If you could make decisions for your restaurant business based on statistics and metrics rather than opinion and feeling, would you do it?
In order to know if any action is financially good for the restaurant, you have to calculate and formulate.
Today I am going to show you how to calculate the most important restaurant guest metrics.
What are the key metrics for guests and orders?
According to popular restaurant consultancies and vendors such as Toast, some key restaurant metrics include:
- Customer acquisition cost – how much it costs to acquire a customer
- Acquisition speed – what amount of time it takes to acquire a customer (journey)
- Acquisition rate – what % of people become a customer after marketing/advertising
- Customer retention rate – customer repeat rate
- Average customer headcount – headcount during specific times)
- Average cover – average check amount per customer
- Guests per table – average people at a table
- Revenue per table = average cover * guests per table
Knowing these metrics can give you insight into what initiatives and campaigns you should continue applying to your restaurant business.
So how do you get these metrics?
Usually, you can get some of these metrics from your POS system. However, your POS system can only track customers who actually made purchases. So it can only get metrics such as average cover and specific food/beverage sale items.
What about the people who knew about your restaurant, wanted to visit your restaurant, but didn’t get to the point of sale?
You can get numbers such as customer acquisition cost, acquisition speed, acquisition rate and retention rate if you create a report that links your marketing campaigns with your POS data.
Furthermore, it is also important to know the feedback from your customers.

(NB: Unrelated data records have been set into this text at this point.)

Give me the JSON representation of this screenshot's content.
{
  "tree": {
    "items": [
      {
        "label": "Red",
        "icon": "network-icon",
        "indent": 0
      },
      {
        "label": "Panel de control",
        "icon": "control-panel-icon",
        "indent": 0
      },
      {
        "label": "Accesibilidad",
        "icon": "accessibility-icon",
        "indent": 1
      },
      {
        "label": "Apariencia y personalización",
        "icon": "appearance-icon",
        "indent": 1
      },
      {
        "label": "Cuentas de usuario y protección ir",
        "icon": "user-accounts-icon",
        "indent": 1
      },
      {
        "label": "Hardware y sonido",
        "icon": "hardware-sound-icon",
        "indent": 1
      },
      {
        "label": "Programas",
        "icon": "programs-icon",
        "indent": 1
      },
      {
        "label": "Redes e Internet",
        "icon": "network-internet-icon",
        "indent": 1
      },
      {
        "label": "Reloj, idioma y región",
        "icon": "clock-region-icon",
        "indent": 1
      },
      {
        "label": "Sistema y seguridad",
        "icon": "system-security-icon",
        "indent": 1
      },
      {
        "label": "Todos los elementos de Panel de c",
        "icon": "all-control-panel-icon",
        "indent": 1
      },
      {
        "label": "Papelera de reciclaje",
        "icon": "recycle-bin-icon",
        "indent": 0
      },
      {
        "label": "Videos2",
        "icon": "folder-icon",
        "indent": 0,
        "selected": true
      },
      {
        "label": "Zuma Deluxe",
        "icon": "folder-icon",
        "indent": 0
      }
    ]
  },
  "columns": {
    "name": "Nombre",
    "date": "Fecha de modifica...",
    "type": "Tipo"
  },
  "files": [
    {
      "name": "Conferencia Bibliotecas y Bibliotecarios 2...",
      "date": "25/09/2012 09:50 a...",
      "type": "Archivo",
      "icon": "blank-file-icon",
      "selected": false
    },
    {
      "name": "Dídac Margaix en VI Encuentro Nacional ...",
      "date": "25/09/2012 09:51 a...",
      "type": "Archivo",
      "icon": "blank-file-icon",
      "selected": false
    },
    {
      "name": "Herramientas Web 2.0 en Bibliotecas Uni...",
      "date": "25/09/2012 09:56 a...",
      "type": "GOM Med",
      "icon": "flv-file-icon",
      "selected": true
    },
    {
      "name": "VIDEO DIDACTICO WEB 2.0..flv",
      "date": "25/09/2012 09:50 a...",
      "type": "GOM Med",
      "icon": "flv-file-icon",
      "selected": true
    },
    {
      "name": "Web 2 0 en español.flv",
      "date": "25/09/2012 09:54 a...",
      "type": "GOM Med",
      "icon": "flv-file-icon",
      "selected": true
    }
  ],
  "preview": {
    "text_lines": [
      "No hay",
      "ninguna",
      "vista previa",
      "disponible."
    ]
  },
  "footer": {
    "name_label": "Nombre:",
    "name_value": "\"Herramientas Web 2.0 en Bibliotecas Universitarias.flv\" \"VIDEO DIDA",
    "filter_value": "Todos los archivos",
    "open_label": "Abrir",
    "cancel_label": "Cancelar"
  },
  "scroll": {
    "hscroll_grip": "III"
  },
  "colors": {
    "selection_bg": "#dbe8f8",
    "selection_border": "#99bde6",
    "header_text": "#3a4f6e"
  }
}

You should have a feedback system and know what the metrics are of the feedback. This includes:
- Customer satisfied with food speed – additional question in survey
- Positive feedback from guests – 4 or 5 star ratings
- Complaints per restaurants order – 1-3 star ratings
- Tips from total collected
All of this can be done if you have a reporting system that records data from each person and each person’s visit/order.
In order to do so, you must collect the following data from your customers:
In order to get these KPIs, we need these pieces of data from customers:
- Profile ID # – differentiator between people with same first/last name
- First name – to greet the customer correctly
- Last name – formal greeting and differentation between people with same first names
- Birthday – can be used to give birthday offers
- First visit/order date (Anniversary) – can be used to give anniversary offers
- Most recent visit/order date – can be used to traffic people who haven’t been back past the average repeat rate
- Total number of orders/visits – tracks loyalty of the customer
- Coupons viewed – keep track of which offers are viewed
- Coupons claims – keep track of which offers are claimed
- Coupons used – keep track of which offers are redeemed in restaurant or online
- Coupons expired – keep track of which offers expire
- Online orders – keep track of which offers were used for online orders
- Time from coupon viewed to coupon used – helps to know redemption speed, which is an indicator of how popular the coupon is
- Spend for each visit – shows ROI for the campaign
- Group size for each visit – compares group size for this campaign vs average
- Private Rating for each visit – compares average rating for this campaign vs average
- Public feedback for each visit –
Once you have structured this data in some kind of database, then you can easily create formulas that will give you the metrics that were first mentioned on this page.
For example, you can get customer acquisition cost by using the formula:
Ad spend / (content used * group size)
And you can get customer acquisition speed by using the formula:
Content Used – Content Viewed
When you have all the data in your database and know all for the formulas for each KPI, you can then make a dashboard that will report back to you at any given time period.
How would you like it if you had a data analyst reporting your important customer acquisition data to you every day?
When you have your customer acquisition data, you can then tie it into your total restaurant metrics such as food cost, labor cost, utility cost, and finally gross profit, net profit, and EBITDA.
After calculating all of these metrics together, you can easily make a decision to continue applying specific marketing or advertising for your restaurant.